Far out on the high seas, under the scorching Caribbean sun, a soft-hearted and lovably useless pirate named Guybrush Threepwood has to face a difficult question. Now middle-aged and with a grey-stubbled face, does this non-hero still have an adventure in him, or is his story said and done? It’s a question his creators Ron Gilbert and Dave Grossman, doyens of 90s comedy puzzle games who have also aged by a few decades, also have to face.
Luckily for us and them, the answer is a grog-croaked but resounding, “Aye Aye!” Return to Monkey Island is a deep belly-laugh of nostalgia that works its voodoo charm to bring point and click adventures into the 21st century. It ingeniously brings an old made-for-desktop-computers point-and-click system to the modern-day Nintendo Switch with nifty, easy-to-use controls.

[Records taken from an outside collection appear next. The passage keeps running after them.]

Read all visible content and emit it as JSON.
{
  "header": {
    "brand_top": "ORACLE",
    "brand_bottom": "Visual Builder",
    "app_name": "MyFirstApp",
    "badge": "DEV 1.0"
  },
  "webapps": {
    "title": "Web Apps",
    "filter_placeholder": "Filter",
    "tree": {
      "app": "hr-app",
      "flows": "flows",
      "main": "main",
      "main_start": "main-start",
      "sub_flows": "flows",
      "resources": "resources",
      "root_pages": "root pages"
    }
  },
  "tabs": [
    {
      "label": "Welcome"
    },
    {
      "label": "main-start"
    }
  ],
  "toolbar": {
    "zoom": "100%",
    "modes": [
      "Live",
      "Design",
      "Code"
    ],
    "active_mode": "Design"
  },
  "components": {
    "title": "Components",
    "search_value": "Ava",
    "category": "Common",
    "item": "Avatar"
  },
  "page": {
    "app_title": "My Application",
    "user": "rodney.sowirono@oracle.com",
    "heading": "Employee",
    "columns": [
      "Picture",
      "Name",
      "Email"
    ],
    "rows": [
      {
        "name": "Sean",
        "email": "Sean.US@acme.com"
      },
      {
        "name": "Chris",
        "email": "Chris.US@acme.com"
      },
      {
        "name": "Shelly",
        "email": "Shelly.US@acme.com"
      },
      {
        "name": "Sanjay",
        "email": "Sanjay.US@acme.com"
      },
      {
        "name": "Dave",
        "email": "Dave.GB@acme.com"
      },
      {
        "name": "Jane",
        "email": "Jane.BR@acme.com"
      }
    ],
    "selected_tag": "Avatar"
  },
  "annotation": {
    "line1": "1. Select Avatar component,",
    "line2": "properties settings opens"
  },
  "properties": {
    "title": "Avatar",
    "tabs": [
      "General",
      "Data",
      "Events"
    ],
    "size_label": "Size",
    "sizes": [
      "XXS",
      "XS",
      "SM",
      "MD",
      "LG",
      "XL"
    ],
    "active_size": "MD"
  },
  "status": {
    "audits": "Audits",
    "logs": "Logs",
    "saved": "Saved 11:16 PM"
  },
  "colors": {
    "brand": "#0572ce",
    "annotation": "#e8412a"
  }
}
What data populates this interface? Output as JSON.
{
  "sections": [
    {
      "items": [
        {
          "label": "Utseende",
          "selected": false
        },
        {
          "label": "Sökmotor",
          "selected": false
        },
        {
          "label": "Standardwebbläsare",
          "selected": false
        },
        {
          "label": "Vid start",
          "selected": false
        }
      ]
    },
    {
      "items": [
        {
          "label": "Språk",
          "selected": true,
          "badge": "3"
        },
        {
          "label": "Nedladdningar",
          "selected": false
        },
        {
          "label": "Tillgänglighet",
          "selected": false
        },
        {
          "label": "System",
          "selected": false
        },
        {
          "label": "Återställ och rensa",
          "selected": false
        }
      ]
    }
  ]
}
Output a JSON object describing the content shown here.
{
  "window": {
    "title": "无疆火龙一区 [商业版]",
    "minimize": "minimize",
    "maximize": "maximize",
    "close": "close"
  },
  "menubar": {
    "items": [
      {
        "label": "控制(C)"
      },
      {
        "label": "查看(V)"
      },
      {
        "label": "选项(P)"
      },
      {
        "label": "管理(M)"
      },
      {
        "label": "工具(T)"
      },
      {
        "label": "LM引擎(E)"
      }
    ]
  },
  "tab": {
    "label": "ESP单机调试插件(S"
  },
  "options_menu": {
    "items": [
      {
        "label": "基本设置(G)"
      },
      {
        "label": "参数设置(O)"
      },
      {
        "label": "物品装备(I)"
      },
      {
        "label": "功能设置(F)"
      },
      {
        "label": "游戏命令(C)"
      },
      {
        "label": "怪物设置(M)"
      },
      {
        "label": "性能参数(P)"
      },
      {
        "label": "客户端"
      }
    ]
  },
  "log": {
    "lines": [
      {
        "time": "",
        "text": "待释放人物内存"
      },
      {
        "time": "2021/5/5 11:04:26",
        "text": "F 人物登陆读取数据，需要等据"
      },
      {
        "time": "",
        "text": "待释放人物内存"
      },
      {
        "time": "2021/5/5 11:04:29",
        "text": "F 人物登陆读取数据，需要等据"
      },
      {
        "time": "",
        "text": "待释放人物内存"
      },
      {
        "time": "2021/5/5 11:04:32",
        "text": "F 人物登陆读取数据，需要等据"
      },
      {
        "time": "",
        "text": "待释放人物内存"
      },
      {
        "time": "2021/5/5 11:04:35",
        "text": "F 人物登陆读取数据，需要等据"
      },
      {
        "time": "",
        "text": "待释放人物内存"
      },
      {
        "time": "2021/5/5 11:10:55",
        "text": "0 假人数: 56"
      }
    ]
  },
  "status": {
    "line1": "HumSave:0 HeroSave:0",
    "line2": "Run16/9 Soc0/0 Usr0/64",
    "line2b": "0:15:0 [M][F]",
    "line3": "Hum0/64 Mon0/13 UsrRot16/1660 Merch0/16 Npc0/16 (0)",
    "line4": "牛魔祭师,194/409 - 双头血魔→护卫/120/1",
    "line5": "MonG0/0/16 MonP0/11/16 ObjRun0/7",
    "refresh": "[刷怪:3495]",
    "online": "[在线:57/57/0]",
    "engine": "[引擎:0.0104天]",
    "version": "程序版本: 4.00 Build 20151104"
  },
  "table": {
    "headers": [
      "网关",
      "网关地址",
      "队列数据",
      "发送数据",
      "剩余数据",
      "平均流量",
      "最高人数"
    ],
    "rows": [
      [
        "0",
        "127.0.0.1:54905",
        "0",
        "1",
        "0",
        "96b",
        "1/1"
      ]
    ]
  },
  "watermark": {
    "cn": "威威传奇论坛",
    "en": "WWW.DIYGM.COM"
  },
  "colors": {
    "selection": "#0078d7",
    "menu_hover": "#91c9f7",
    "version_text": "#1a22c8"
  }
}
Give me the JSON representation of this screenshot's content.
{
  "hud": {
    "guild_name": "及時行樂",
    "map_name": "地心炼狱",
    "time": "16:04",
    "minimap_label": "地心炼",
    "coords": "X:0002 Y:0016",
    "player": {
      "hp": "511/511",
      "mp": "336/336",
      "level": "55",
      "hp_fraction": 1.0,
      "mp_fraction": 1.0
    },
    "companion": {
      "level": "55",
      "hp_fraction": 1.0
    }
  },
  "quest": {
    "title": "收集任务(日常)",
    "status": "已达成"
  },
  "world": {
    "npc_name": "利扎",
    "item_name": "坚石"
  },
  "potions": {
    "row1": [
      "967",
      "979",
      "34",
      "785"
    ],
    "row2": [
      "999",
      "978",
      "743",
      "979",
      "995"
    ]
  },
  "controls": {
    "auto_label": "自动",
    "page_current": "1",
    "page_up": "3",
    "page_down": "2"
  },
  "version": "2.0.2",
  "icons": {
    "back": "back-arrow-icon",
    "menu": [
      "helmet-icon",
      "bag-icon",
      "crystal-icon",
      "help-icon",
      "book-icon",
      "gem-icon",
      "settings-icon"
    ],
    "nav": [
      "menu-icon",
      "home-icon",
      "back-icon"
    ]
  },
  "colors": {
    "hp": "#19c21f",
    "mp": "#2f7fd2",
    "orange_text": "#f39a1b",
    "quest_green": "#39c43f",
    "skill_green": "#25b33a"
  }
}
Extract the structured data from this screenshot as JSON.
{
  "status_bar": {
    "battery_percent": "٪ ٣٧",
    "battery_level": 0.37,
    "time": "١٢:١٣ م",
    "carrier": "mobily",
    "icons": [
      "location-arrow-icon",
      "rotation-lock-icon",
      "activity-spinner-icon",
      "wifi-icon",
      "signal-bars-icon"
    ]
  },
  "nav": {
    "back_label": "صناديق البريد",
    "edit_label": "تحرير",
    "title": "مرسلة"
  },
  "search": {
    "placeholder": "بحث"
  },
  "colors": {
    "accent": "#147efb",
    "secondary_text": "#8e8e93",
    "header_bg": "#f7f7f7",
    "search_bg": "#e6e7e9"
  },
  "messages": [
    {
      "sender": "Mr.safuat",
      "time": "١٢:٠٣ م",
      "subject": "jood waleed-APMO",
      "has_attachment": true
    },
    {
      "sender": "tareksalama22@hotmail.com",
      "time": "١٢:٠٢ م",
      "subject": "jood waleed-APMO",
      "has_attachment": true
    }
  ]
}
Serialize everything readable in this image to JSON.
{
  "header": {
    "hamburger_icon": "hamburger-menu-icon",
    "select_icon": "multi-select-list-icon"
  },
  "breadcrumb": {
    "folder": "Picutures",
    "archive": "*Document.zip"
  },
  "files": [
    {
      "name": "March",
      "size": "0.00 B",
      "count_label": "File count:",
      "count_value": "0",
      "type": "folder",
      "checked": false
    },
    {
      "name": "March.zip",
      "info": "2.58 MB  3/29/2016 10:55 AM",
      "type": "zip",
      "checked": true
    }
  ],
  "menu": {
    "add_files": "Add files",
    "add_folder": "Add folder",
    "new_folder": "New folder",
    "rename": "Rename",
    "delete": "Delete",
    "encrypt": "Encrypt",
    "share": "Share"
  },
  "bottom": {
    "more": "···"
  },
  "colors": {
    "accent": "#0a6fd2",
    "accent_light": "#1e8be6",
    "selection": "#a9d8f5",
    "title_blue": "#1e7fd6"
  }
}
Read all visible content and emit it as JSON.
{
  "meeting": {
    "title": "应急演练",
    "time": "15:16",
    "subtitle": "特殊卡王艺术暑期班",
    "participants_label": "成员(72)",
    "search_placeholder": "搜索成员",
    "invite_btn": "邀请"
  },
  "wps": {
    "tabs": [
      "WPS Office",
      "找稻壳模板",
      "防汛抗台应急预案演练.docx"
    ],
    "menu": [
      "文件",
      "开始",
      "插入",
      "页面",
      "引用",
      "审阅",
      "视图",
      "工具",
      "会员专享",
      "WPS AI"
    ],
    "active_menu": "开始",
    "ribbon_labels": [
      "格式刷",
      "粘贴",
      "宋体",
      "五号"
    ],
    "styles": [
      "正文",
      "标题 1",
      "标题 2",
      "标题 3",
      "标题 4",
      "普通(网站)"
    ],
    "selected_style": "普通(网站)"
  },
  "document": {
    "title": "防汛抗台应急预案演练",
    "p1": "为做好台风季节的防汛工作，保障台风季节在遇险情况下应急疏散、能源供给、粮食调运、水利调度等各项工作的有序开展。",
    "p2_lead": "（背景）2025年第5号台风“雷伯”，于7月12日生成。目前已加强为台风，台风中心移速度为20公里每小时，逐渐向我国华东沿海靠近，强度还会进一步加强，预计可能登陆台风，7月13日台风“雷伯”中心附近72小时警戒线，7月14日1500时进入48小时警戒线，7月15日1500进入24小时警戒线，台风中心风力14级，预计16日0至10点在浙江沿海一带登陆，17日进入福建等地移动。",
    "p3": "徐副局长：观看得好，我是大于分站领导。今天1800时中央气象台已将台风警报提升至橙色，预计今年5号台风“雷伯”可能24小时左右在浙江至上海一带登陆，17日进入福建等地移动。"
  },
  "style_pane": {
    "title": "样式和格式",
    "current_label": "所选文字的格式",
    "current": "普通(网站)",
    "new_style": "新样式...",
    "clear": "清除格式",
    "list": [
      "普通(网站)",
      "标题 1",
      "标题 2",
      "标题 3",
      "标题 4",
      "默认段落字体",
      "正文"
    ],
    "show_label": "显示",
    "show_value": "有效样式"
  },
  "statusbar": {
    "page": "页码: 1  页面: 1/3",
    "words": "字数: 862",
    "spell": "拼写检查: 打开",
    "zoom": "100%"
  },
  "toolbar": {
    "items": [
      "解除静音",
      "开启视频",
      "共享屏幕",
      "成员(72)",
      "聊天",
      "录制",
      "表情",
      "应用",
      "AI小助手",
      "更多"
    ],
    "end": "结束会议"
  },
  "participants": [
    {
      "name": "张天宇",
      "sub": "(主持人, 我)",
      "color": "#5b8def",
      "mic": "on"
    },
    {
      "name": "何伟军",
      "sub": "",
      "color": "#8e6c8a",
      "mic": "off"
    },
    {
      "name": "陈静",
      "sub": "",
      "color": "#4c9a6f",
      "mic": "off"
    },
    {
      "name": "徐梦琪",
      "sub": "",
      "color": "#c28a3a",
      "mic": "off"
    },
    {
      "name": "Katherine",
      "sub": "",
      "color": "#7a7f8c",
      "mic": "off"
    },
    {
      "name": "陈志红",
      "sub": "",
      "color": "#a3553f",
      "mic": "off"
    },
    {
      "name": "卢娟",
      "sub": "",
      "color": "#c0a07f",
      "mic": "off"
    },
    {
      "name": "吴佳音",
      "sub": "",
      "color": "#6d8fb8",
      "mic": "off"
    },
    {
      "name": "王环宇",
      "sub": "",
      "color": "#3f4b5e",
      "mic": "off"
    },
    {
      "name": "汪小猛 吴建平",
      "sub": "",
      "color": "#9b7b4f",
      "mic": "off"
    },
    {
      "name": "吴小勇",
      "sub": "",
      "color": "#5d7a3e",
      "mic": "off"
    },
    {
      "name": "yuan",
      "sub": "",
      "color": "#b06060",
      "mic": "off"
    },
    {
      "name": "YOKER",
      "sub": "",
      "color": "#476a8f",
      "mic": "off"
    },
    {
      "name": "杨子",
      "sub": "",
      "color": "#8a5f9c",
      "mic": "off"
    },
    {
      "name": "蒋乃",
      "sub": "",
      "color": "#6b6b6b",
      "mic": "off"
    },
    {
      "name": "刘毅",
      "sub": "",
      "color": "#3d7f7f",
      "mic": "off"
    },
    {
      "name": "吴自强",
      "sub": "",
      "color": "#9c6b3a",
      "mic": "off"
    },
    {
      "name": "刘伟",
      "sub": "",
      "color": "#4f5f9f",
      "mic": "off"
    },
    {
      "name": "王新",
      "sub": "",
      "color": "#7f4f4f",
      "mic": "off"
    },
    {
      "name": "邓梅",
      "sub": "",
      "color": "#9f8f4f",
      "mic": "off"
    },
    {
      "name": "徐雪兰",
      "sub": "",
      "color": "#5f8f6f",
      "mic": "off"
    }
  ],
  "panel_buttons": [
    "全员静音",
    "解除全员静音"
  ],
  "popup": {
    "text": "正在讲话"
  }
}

In Star Wars levels of chronological complexity, this game is technically only the third Monkey Island game, despite the fact that it is the sixth to bear that name. Series originators Gilbert and Grossman made the first two but then left to work on other projects, and so have only just returned to the franchise. Needless to say, purist fans have been bubbling over with excitement. But Gilbert and Grossman haven’t written off everything that happened to the series since they left – Murray, a grumpy demonic talking skull from Monkey Island 3, makes a return. And the excellent Dominic Armato, the voice of Guybrush, is also back.
Threepwood is on the hunt for the elusive secret of Monkey Island once again, but so is his black-bearded zombie nemesis, Captain LeChuck, who leads a ghostly crew of the undead. All our favourite characters return: Stan, an annoying marketing executive who spews out nonsense jargon; Wally, an eternally young-looking cartographer who is fated to always suffer; and of course, Threepwood’s true love, Elaine Marley, a former governor turned anti-scurvy activist. The story throws us back on to Mêlée Island, but under circumstances that have significantly changed, with younger, much hipper pirates (a clear Gen Z metaphor) on the scene.
While the game has abandoned the large pixels of the 90s for eerier puppet-style art, it has kept its hilarious dialogue, bizarro storylines (in which zombies write poems as a hobby), and its relentless breaking of the fourth wall – as when characters comment on items they haven’t seen since Monkey Island 1. Critical to the whole reminiscence package is the iconic steel-drum backing music. As is traditional, the puzzles make no real sense (“this all seems needlessly complicated,” Threepwood says at one point), but involve just enough bizarro logic that it’s rewarding to figure them out. The only downside is a juvenile opening section, which works as a tedious tutorial.
The result of the old team getting together again is a tale that retreads old paths but also clearly wants to be more than just an ode to a bygone era of video games. When Threepwood goes to an oracle, Voodoo Lady, for advice, she summarises the paradox this game faces: “You must walk the path, yet you have already walked the path.” Return to Monkey Island pulls off the trick of looking backwards and forwards at the same time, reminding us that the point-and-click adventure will never really die: it’s a zombie pirate that won’t stay in the ground for long.